How We Replaced HTTP Polling with MQTT for Real‑Time, Low‑Latency Messaging

Background and Problem with HTTP Polling

In an era demanding real‑time interaction, users tolerate little latency for messages, notifications, and data updates. Our product initially used a straightforward HTTP polling scheme to keep client‑server data in sync, but growing user numbers and business complexity exposed serious drawbacks.

Initial HTTP Polling Solution

Mode : Client periodically requests the server to check for new messages.

Tech stack : Nginx + Spring Boot + Redis + MySQL.

Advantages : Simple to implement, highly compatible, stateless on the server, quick to launch.

Issues Encountered

Massive ineffective requests: 99% of polls return “no data”, wasting DB and network resources.

Latency hard to reduce: 5‑second interval yields ~2.5 s average latency; 1‑second interval overloads the server.

Bandwidth and power waste: HTTP header overhead and unstable mobile networks degrade user experience.

Lack of push capability: Server cannot proactively notify clients, making many scenarios awkward.

Why MQTT?

After evaluating WebSocket, Server‑Sent Events (SSE), and MQTT, we selected MQTT for its lightweight protocol and robust publish/subscribe model.

Technical Comparison

WebSocket : Full‑duplex TCP, low latency, but requires custom message protocol, heartbeat, and reconnection logic.

SSE : One‑way HTTP push with built‑in reconnection and ordered messages, unsuitable for bidirectional interaction.

MQTT : Publish/subscribe, ultra‑lightweight (2‑byte header), QoS levels, native persistence, but needs a separate broker.

Reasons for Selecting MQTT

Fits weak networks and mobile scenarios: tiny header size adapts well to unstable connections.

Decouples publishing from subscribing: server only publishes, unaware of subscriber details.

Flexible QoS: supports “best effort” to “exactly once” reliability as needed.

Mature ecosystem: high‑performance brokers like EMQX and HiveMQ, abundant client libraries.

Implementation Details

Architecture Diagram

业务服务器 (Publisher) ---> MQTT Broker (EMQX) ---> 客户端 (Subscriber)
        |                         |
        |                         |
        v                         v
      鉴权中心 -----------------> Token 校验与 ACL 控制

Core Components

MQTT Broker (EMQX cluster)

Maintains TCP long connections, routes and distributes messages.

Provides QoS, persistent sessions, and offline message support.
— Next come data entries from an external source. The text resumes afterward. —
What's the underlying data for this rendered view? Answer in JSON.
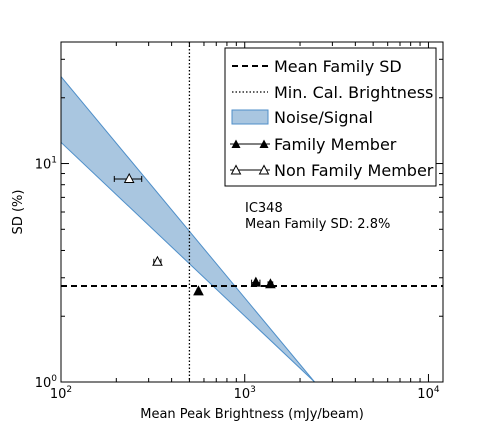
{
  "chart_data": {
    "type": "scatter",
    "xscale": "log",
    "yscale": "log",
    "xlim": [
      100,
      12000
    ],
    "ylim": [
      1.0,
      36
    ],
    "xlabel": "Mean Peak Brightness (mJy/beam)",
    "ylabel": "SD (%)",
    "x_ticks": [
      {
        "value": 100,
        "base": "10",
        "exp": "2"
      },
      {
        "value": 1000,
        "base": "10",
        "exp": "3"
      },
      {
        "value": 10000,
        "base": "10",
        "exp": "4"
      }
    ],
    "y_ticks": [
      {
        "value": 1,
        "base": "10",
        "exp": "0"
      },
      {
        "value": 10,
        "base": "10",
        "exp": "1"
      }
    ],
    "mean_family_sd": 2.75,
    "min_cal_brightness": 500,
    "noise_band": {
      "lower": [
        [
          100,
          12.5
        ],
        [
          2400,
          1.0
        ]
      ],
      "upper": [
        [
          100,
          25
        ],
        [
          2400,
          1.0
        ],
        [
          4800,
          1.0
        ]
      ]
    },
    "series": [
      {
        "name": "Family Member",
        "marker": "filled-triangle",
        "points": [
          {
            "x": 560,
            "y": 2.6,
            "xerr": 10
          },
          {
            "x": 1150,
            "y": 2.85,
            "xerr": 60
          },
          {
            "x": 1380,
            "y": 2.8,
            "xerr": 40
          }
        ]
      },
      {
        "name": "Non Family Member",
        "marker": "open-triangle",
        "points": [
          {
            "x": 235,
            "y": 8.5,
            "xerr": 40
          },
          {
            "x": 335,
            "y": 3.55,
            "xerr": 15
          }
        ]
      }
    ],
    "legend": {
      "placement": "top-right",
      "entries": [
        {
          "label": "Mean Family SD",
          "style": "dashed-line"
        },
        {
          "label": "Min. Cal. Brightness",
          "style": "dotted-line"
        },
        {
          "label": "Noise/Signal",
          "style": "band"
        },
        {
          "label": "Family Member",
          "style": "filled-triangle"
        },
        {
          "label": "Non Family Member",
          "style": "open-triangle"
        }
      ]
    },
    "annotation": {
      "line1": "IC348",
      "line2": "Mean Family SD: 2.8%"
    },
    "colors": {
      "band_fill": "#a9c6e0",
      "band_edge": "#4f8fc9",
      "marker": "#000000"
    }
  }
}
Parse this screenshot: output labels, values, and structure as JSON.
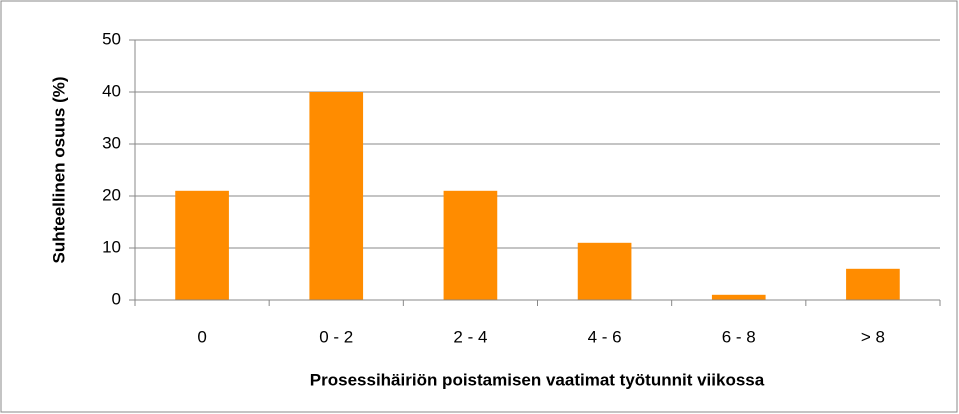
{
  "chart_data": {
    "type": "bar",
    "xlabel": "Prosessihäiriön poistamisen vaatimat työtunnit viikossa",
    "ylabel": "Suhteellinen osuus (%)",
    "categories": [
      "0",
      "0 - 2",
      "2 - 4",
      "4 - 6",
      "6 - 8",
      "> 8"
    ],
    "values": [
      21,
      40,
      21,
      11,
      1,
      6
    ],
    "color": "#ff8c00",
    "ylim": [
      0,
      50
    ],
    "yticks": [
      0,
      10,
      20,
      30,
      40,
      50
    ],
    "grid": true
  }
}
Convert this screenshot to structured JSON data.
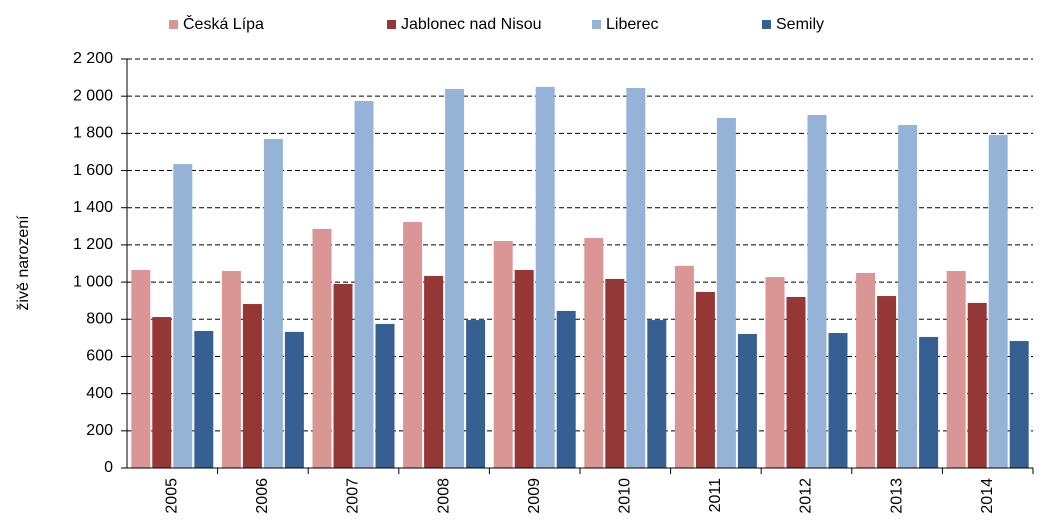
{
  "chart_data": {
    "type": "bar",
    "y_label": "živě narození",
    "categories": [
      "2005",
      "2006",
      "2007",
      "2008",
      "2009",
      "2010",
      "2011",
      "2012",
      "2013",
      "2014"
    ],
    "series": [
      {
        "name": "Česká Lípa",
        "color": "#d99694",
        "values": [
          1065,
          1060,
          1286,
          1323,
          1221,
          1237,
          1087,
          1027,
          1049,
          1060
        ]
      },
      {
        "name": "Jablonec nad Nisou",
        "color": "#953735",
        "values": [
          812,
          882,
          990,
          1033,
          1065,
          1017,
          947,
          920,
          925,
          888
        ]
      },
      {
        "name": "Liberec",
        "color": "#95b3d7",
        "values": [
          1635,
          1770,
          1974,
          2039,
          2050,
          2044,
          1883,
          1899,
          1845,
          1791
        ]
      },
      {
        "name": "Semily",
        "color": "#376092",
        "values": [
          737,
          732,
          775,
          796,
          845,
          796,
          721,
          726,
          705,
          683
        ]
      }
    ],
    "ylim": [
      0,
      2200
    ],
    "yticks": [
      0,
      200,
      400,
      600,
      800,
      {
        "value": 1000,
        "label": "1 000"
      },
      {
        "value": 1200,
        "label": "1 200"
      },
      {
        "value": 1400,
        "label": "1 400"
      },
      {
        "value": 1600,
        "label": "1 600"
      },
      {
        "value": 1800,
        "label": "1 800"
      },
      {
        "value": 2000,
        "label": "2 000"
      },
      {
        "value": 2200,
        "label": "2 200"
      }
    ],
    "grid": true,
    "legend": "top"
  }
}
Business Server (Publisher)

Spring Boot service that publishes messages to specific topics.

Client (Subscriber)

Web: MQTT.js Mobile: Eclipse Paho / MQTT-Client Subscribes to topics such as user/${userId}/#.

Auth Center

JWT/Redis based HTTP authentication and ACL control for EMQX.

Migration Challenges

Smooth migration: dual‑track approach, prioritize MQTT, fallback to HTTP polling for compatibility.

Connection loss handling: automatic reconnection with proper Keep‑Alive detection.

Topic design examples: app/chat/{roomId} – chat room messages user/{userId}/order – user order updates system/announcement – system broadcasts

Security isolation: precise ACL to prevent cross‑user subscription or topic injection attacks.

Performance and Monitoring

Key Metrics

Latency reduced from average 2.5 s to ~50 ms.

API request volume dropped >95 %.

Database QPS decreased dramatically.

Server count cut by 30 %; EMQX cost far lower than saved resources.

High Availability & Scaling

Clustered EMQX nodes scale horizontally to support millions of connections.

Persistence integrated with Redis/Kafka for message archiving and big‑data analysis.

Monitoring & alerts via Prometheus + Grafana for connection count, message throughput, and disconnect rate.

Practical Experience and Pitfalls

QoS Strategy : Avoid using QoS 2 everywhere; most business scenarios work well with QoS 1 plus idempotent handling.

Message Backlog : Set expiration for offline users to prevent excessive accumulation.

Mobile Keep‑Alive : Mobile OS may kill long connections; combine APNs/FCM wake‑up with MQTT to deliver missed messages.

Security Hardening : End‑to‑end TLS encryption, DDoS protection configurations, and limits on client connections and request rates.

Future Outlook

Integrate with Kafka as an enterprise‑level event bus.

Adopt serverless MQTT for on‑demand scaling and cost reduction.

Deploy MQTT brokers at edge nodes to further lower latency.

Combine MQTT with WebRTC for audio/video real‑time transmission when needed.

Conclusion

Transitioning from HTTP polling to MQTT represents a shift from a request‑response paradigm to an event‑driven architecture, delivering lower latency, higher concurrency, and better system decoupling, making MQTT the optimal choice for our real‑time communication needs.